Rien ne va plus chez Atos… qui perd le patron du cyber >
Alors que la société réunit demain les investisseurs pour un « capital Market day » dont la date a été plusieurs fois reportée, et qui est très attendu, les nouvelles qui proviennent du groupe ne sont pas bonnes. Selon nos informations, l'un des hommes clés du groupe, Philippe Duluc, directeur de la technologie, Atos Big Data & Sécurité, serait en partance. Il dirige l'activité qui intéresse Orange, Airbus ou Thales.
Diplômé de Polytechnique, Philippe Duluc a travaillé comme ingénieur militaire, d'abord pour le ministère français de la Défense, puis pour le cabinet du Premier ministre, à divers postes de direction de la sécurité et de la technologie.

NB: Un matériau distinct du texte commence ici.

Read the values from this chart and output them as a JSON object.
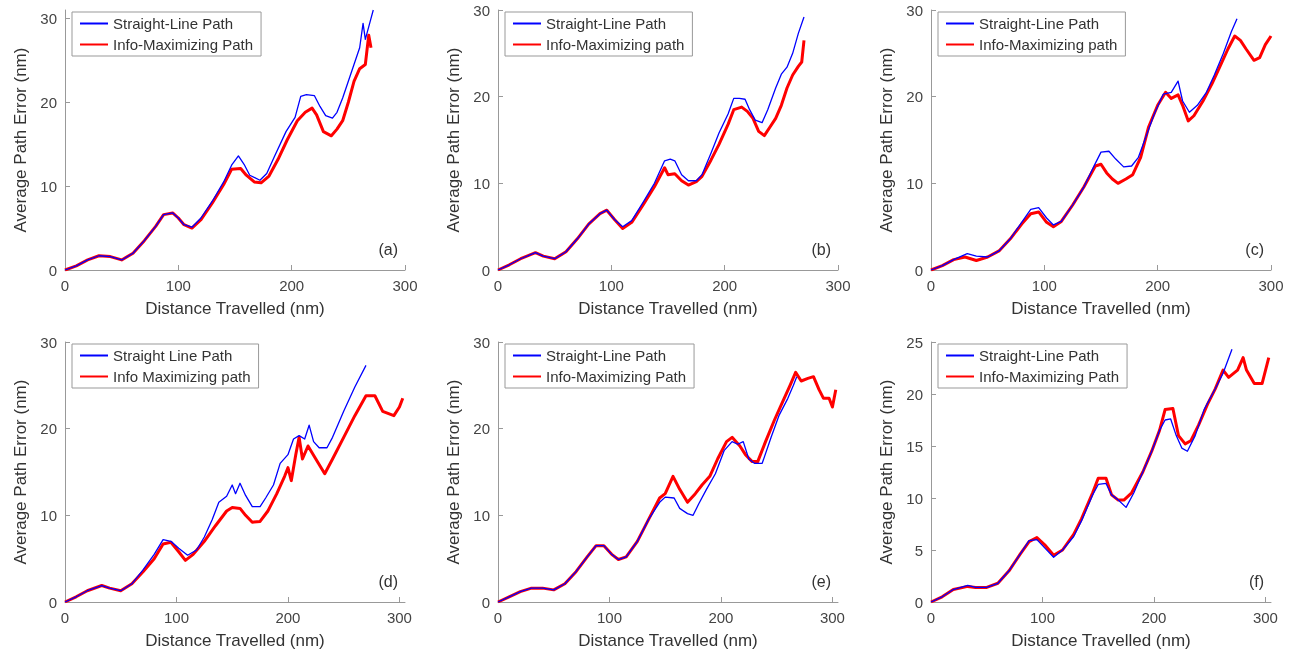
{
  "chart_data": [
    {
      "type": "line",
      "xlabel": "Distance Travelled (nm)",
      "ylabel": "Average Path Error (nm)",
      "annotations": [
        "(a)"
      ],
      "xlim": [
        0,
        300
      ],
      "xticks": [
        0,
        100,
        200,
        300
      ],
      "ylim": [
        0,
        31
      ],
      "yticks": [
        0,
        10,
        20,
        30
      ],
      "grid": false,
      "legend": "top left",
      "series": [
        {
          "name": "Straight-Line Path",
          "color": "#0000ff",
          "x": [
            0,
            10,
            20,
            30,
            40,
            50,
            60,
            70,
            80,
            87,
            95,
            100,
            105,
            112,
            120,
            130,
            140,
            147,
            153,
            158,
            163,
            172,
            178,
            185,
            195,
            203,
            208,
            213,
            220,
            225,
            230,
            236,
            240,
            245,
            250,
            255,
            260,
            263,
            265,
            270,
            272
          ],
          "values": [
            0,
            0.5,
            1.2,
            1.7,
            1.6,
            1.2,
            2,
            3.5,
            5.2,
            6.6,
            6.8,
            6.2,
            5.4,
            5.1,
            6.2,
            8.2,
            10.5,
            12.5,
            13.6,
            12.6,
            11.3,
            10.7,
            11.5,
            13.6,
            16.5,
            18.2,
            20.7,
            20.9,
            20.8,
            19.5,
            18.4,
            18.1,
            18.8,
            20.5,
            22.5,
            24.5,
            26.5,
            29.4,
            27.5,
            30,
            31
          ]
        },
        {
          "name": "Info-Maximizing Path",
          "color": "#ff0000",
          "x": [
            0,
            10,
            20,
            30,
            40,
            50,
            60,
            70,
            80,
            87,
            95,
            100,
            105,
            112,
            120,
            130,
            140,
            147,
            155,
            160,
            167,
            173,
            180,
            188,
            196,
            205,
            212,
            218,
            222,
            228,
            235,
            240,
            245,
            250,
            255,
            260,
            265,
            268,
            270
          ],
          "values": [
            0,
            0.5,
            1.2,
            1.7,
            1.6,
            1.2,
            2,
            3.5,
            5.2,
            6.6,
            6.8,
            6.2,
            5.4,
            5,
            6,
            8,
            10.2,
            12,
            12.1,
            11.3,
            10.5,
            10.4,
            11.2,
            13.2,
            15.5,
            17.8,
            18.8,
            19.3,
            18.5,
            16.5,
            16,
            16.8,
            17.8,
            20,
            22.5,
            24,
            24.5,
            28,
            26.5
          ]
        }
      ]
    },
    {
      "type": "line",
      "xlabel": "Distance Travelled (nm)",
      "ylabel": "Average Path Error (nm)",
      "annotations": [
        "(b)"
      ],
      "xlim": [
        0,
        300
      ],
      "xticks": [
        0,
        100,
        200,
        300
      ],
      "ylim": [
        0,
        30
      ],
      "yticks": [
        0,
        10,
        20,
        30
      ],
      "grid": false,
      "legend": "top left",
      "series": [
        {
          "name": "Straight-Line Path",
          "color": "#0000ff",
          "x": [
            0,
            10,
            20,
            33,
            40,
            50,
            60,
            70,
            80,
            90,
            96,
            103,
            110,
            118,
            128,
            138,
            147,
            152,
            156,
            162,
            168,
            175,
            180,
            188,
            195,
            203,
            208,
            213,
            218,
            222,
            227,
            233,
            238,
            245,
            250,
            255,
            260,
            265,
            270
          ],
          "values": [
            0,
            0.6,
            1.3,
            2,
            1.6,
            1.3,
            2.1,
            3.6,
            5.3,
            6.5,
            6.9,
            5.8,
            5,
            5.7,
            7.8,
            10,
            12.6,
            12.8,
            12.6,
            11,
            10.3,
            10.3,
            11,
            13.5,
            15.8,
            18,
            19.8,
            19.8,
            19.7,
            18.5,
            17.3,
            17,
            18.5,
            21,
            22.6,
            23.4,
            25,
            27.3,
            29.2
          ]
        },
        {
          "name": "Info-Maximizing path",
          "color": "#ff0000",
          "x": [
            0,
            10,
            20,
            33,
            40,
            50,
            60,
            70,
            80,
            90,
            96,
            103,
            110,
            118,
            128,
            138,
            147,
            150,
            156,
            162,
            168,
            175,
            180,
            188,
            195,
            203,
            208,
            215,
            220,
            225,
            230,
            235,
            240,
            245,
            250,
            255,
            260,
            265,
            268,
            270
          ],
          "values": [
            0,
            0.6,
            1.3,
            2,
            1.6,
            1.3,
            2.1,
            3.6,
            5.3,
            6.5,
            6.9,
            5.8,
            4.8,
            5.5,
            7.5,
            9.6,
            11.8,
            11,
            11.1,
            10.3,
            9.8,
            10.2,
            10.8,
            12.7,
            14.5,
            16.8,
            18.5,
            18.8,
            18.3,
            17.5,
            16,
            15.5,
            16.5,
            17.5,
            19,
            21,
            22.5,
            23.5,
            24,
            26.5
          ]
        }
      ]
    },
    {
      "type": "line",
      "xlabel": "Distance Travelled (nm)",
      "ylabel": "Average Path Error (nm)",
      "annotations": [
        "(c)"
      ],
      "xlim": [
        0,
        300
      ],
      "xticks": [
        0,
        100,
        200,
        300
      ],
      "ylim": [
        0,
        30
      ],
      "yticks": [
        0,
        10,
        20,
        30
      ],
      "grid": false,
      "legend": "top left",
      "series": [
        {
          "name": "Straight-Line Path",
          "color": "#0000ff",
          "x": [
            0,
            10,
            20,
            32,
            40,
            50,
            60,
            70,
            80,
            88,
            95,
            102,
            108,
            115,
            125,
            135,
            145,
            150,
            157,
            163,
            170,
            177,
            183,
            190,
            197,
            205,
            212,
            218,
            222,
            228,
            235,
            243,
            250,
            258,
            265,
            270
          ],
          "values": [
            0,
            0.5,
            1.2,
            1.9,
            1.6,
            1.5,
            2.2,
            3.6,
            5.5,
            7,
            7.2,
            6,
            5.2,
            5.6,
            7.5,
            9.6,
            12.3,
            13.6,
            13.7,
            12.8,
            11.9,
            12,
            13,
            15.5,
            18,
            20.3,
            20.5,
            21.8,
            19.5,
            18.2,
            19,
            20.5,
            22.5,
            25,
            27.5,
            29
          ]
        },
        {
          "name": "Info-Maximizing path",
          "color": "#ff0000",
          "x": [
            0,
            10,
            20,
            30,
            40,
            50,
            60,
            70,
            80,
            88,
            95,
            102,
            108,
            115,
            125,
            135,
            145,
            150,
            155,
            160,
            165,
            172,
            178,
            185,
            192,
            200,
            207,
            212,
            218,
            222,
            227,
            232,
            240,
            248,
            255,
            262,
            268,
            273,
            278,
            285,
            290,
            295,
            300
          ],
          "values": [
            0,
            0.5,
            1.2,
            1.5,
            1.1,
            1.5,
            2.2,
            3.6,
            5.3,
            6.5,
            6.7,
            5.5,
            5,
            5.6,
            7.5,
            9.6,
            12,
            12.2,
            11.2,
            10.5,
            10,
            10.5,
            11,
            13,
            16.5,
            19,
            20.5,
            19.8,
            20.2,
            19,
            17.2,
            17.8,
            19.5,
            21.5,
            23.5,
            25.5,
            27,
            26.5,
            25.5,
            24.2,
            24.5,
            26,
            27
          ]
        }
      ]
    },
    {
      "type": "line",
      "xlabel": "Distance Travelled (nm)",
      "ylabel": "Average Path Error (nm)",
      "annotations": [
        "(d)"
      ],
      "xlim": [
        0,
        305
      ],
      "xticks": [
        0,
        100,
        200,
        300
      ],
      "ylim": [
        0,
        30
      ],
      "yticks": [
        0,
        10,
        20,
        30
      ],
      "grid": false,
      "legend": "top left",
      "series": [
        {
          "name": "Straight Line Path",
          "color": "#0000ff",
          "x": [
            0,
            10,
            20,
            33,
            40,
            50,
            60,
            70,
            80,
            88,
            95,
            102,
            110,
            118,
            125,
            132,
            138,
            145,
            150,
            153,
            157,
            162,
            168,
            175,
            180,
            187,
            193,
            200,
            205,
            210,
            215,
            219,
            223,
            228,
            235,
            240,
            250,
            260,
            270
          ],
          "values": [
            0,
            0.6,
            1.3,
            1.9,
            1.6,
            1.3,
            2.1,
            3.7,
            5.5,
            7.2,
            7,
            6.2,
            5.4,
            6,
            7.5,
            9.5,
            11.5,
            12.2,
            13.5,
            12.5,
            13.7,
            12.3,
            11,
            11,
            12,
            13.5,
            16,
            17,
            18.8,
            19.2,
            18.8,
            20.4,
            18.5,
            17.8,
            17.8,
            19,
            22,
            24.8,
            27.3
          ]
        },
        {
          "name": "Info Maximizing path",
          "color": "#ff0000",
          "x": [
            0,
            10,
            20,
            33,
            40,
            50,
            60,
            70,
            80,
            88,
            95,
            102,
            108,
            115,
            125,
            135,
            145,
            150,
            157,
            162,
            168,
            175,
            182,
            190,
            197,
            200,
            203,
            207,
            210,
            213,
            218,
            225,
            233,
            240,
            250,
            260,
            270,
            278,
            285,
            295,
            300,
            303
          ],
          "values": [
            0,
            0.6,
            1.3,
            1.9,
            1.6,
            1.3,
            2.1,
            3.5,
            5,
            6.7,
            6.9,
            5.8,
            4.8,
            5.5,
            7,
            8.8,
            10.5,
            10.9,
            10.8,
            10,
            9.2,
            9.3,
            10.5,
            12.5,
            14.5,
            15.5,
            14,
            17,
            19,
            16.5,
            18,
            16.5,
            14.8,
            16.5,
            19,
            21.5,
            23.8,
            23.8,
            22,
            21.5,
            22.5,
            23.5
          ]
        }
      ]
    },
    {
      "type": "line",
      "xlabel": "Distance Travelled (nm)",
      "ylabel": "Average Path Error (nm)",
      "annotations": [
        "(e)"
      ],
      "xlim": [
        0,
        305
      ],
      "xticks": [
        0,
        100,
        200,
        300
      ],
      "ylim": [
        0,
        30
      ],
      "yticks": [
        0,
        10,
        20,
        30
      ],
      "grid": false,
      "legend": "top left",
      "series": [
        {
          "name": "Straight-Line Path",
          "color": "#0000ff",
          "x": [
            0,
            10,
            20,
            30,
            40,
            50,
            60,
            70,
            80,
            88,
            95,
            102,
            108,
            115,
            125,
            135,
            145,
            150,
            158,
            163,
            170,
            175,
            180,
            187,
            195,
            203,
            210,
            215,
            220,
            225,
            230,
            237,
            245,
            252,
            260,
            265,
            268
          ],
          "values": [
            0,
            0.6,
            1.2,
            1.6,
            1.6,
            1.4,
            2.1,
            3.5,
            5.2,
            6.5,
            6.5,
            5.5,
            4.9,
            5.2,
            7,
            9.5,
            11.5,
            12.1,
            12,
            10.8,
            10.2,
            10,
            11.3,
            13,
            14.8,
            17.5,
            18.5,
            18.2,
            18.5,
            16.5,
            16,
            16,
            19,
            21.5,
            23.5,
            25,
            26
          ]
        },
        {
          "name": "Info-Maximizing Path",
          "color": "#ff0000",
          "x": [
            0,
            10,
            20,
            30,
            40,
            50,
            60,
            70,
            80,
            88,
            95,
            102,
            108,
            115,
            125,
            135,
            145,
            150,
            157,
            163,
            170,
            177,
            183,
            190,
            197,
            205,
            210,
            217,
            222,
            228,
            233,
            240,
            248,
            255,
            262,
            267,
            272,
            278,
            283,
            288,
            292,
            297,
            300,
            303
          ],
          "values": [
            0,
            0.6,
            1.2,
            1.6,
            1.6,
            1.4,
            2.1,
            3.5,
            5.2,
            6.5,
            6.5,
            5.5,
            4.9,
            5.2,
            7,
            9.5,
            12,
            12.5,
            14.5,
            13,
            11.5,
            12.5,
            13.5,
            14.5,
            16.5,
            18.5,
            19,
            18,
            17,
            16.2,
            16.2,
            18.5,
            21,
            23,
            25,
            26.5,
            25.5,
            25.8,
            26,
            24.5,
            23.5,
            23.5,
            22.5,
            24.5
          ]
        }
      ]
    },
    {
      "type": "line",
      "xlabel": "Distance Travelled (nm)",
      "ylabel": "Average Path Error (nm)",
      "annotations": [
        "(f)"
      ],
      "xlim": [
        0,
        305
      ],
      "xticks": [
        0,
        100,
        200,
        300
      ],
      "ylim": [
        0,
        25
      ],
      "yticks": [
        0,
        5,
        10,
        15,
        20,
        25
      ],
      "grid": false,
      "legend": "top left",
      "series": [
        {
          "name": "Straight-Line Path",
          "color": "#0000ff",
          "x": [
            0,
            10,
            20,
            33,
            40,
            50,
            60,
            70,
            80,
            88,
            95,
            102,
            110,
            118,
            128,
            135,
            145,
            150,
            157,
            162,
            168,
            175,
            182,
            190,
            198,
            205,
            210,
            215,
            220,
            225,
            230,
            237,
            245,
            255,
            262,
            270
          ],
          "values": [
            0,
            0.5,
            1.2,
            1.6,
            1.4,
            1.4,
            1.8,
            3,
            4.6,
            5.9,
            6,
            5.2,
            4.3,
            5,
            6.3,
            7.8,
            10.3,
            11.3,
            11.4,
            10.3,
            9.8,
            9.1,
            10.5,
            12.5,
            14.5,
            16.5,
            17.5,
            17.6,
            16,
            14.8,
            14.5,
            16,
            18.5,
            20.5,
            22,
            24.3
          ]
        },
        {
          "name": "Info-Maximizing Path",
          "color": "#ff0000",
          "x": [
            0,
            10,
            20,
            33,
            40,
            50,
            60,
            70,
            80,
            88,
            95,
            102,
            110,
            118,
            128,
            135,
            145,
            150,
            157,
            162,
            168,
            173,
            180,
            190,
            198,
            205,
            210,
            217,
            222,
            228,
            233,
            240,
            248,
            255,
            262,
            267,
            275,
            280,
            283,
            290,
            297,
            303
          ],
          "values": [
            0,
            0.5,
            1.2,
            1.5,
            1.4,
            1.4,
            1.8,
            3,
            4.6,
            5.8,
            6.2,
            5.5,
            4.5,
            5,
            6.5,
            8,
            10.5,
            11.9,
            11.9,
            10.3,
            9.8,
            9.8,
            10.5,
            12.5,
            14.5,
            16.5,
            18.5,
            18.6,
            16,
            15.2,
            15.5,
            17,
            19,
            20.5,
            22.3,
            21.6,
            22.3,
            23.5,
            22.3,
            21,
            21,
            23.5
          ]
        }
      ]
    }
  ]
}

Après vingt ans de service, il rejoint le secteur privé, d'abord en tant que CSO Corporate du groupe Orange, puis en tant que responsable de la business unit Cybersécurité de Bull. Après avoir mis en place des systèmes critiques au sein de la division Big Data & Cybersécurité d'Atos, il est aujourd'hui CTO de la division Big Data & Sécurité d'Atos.
Autre départ possible : celui d'Agnès Boudot, responsable de l'activité de calcul à haute performance, intelligence artificielle et développements quantiques. Ancienne de Polytechnique, elle a travaillé chez Bull avant de rejoindre les activités à forte valeur ajoutée d'Atos. Par ailleurs, il est fait écho de très fortes tensions entre Bertrand Meunier, le président du conseil d'administration, et Rodolphe Belmer, le directeur général. Les deux hommes se seraient notamment heurtés sur le message qui sera délivré demain aux investisseurs et qui concerne la stratégie de redressement d'Atos. Il est également possible que la non-conclusion de deux contrats importants : l'un avec American Express et l'autre avec le gestionnaire d'actifs State Street a joué un rôle dans la dégradation des relations entre les deux dirigeants d'Atos.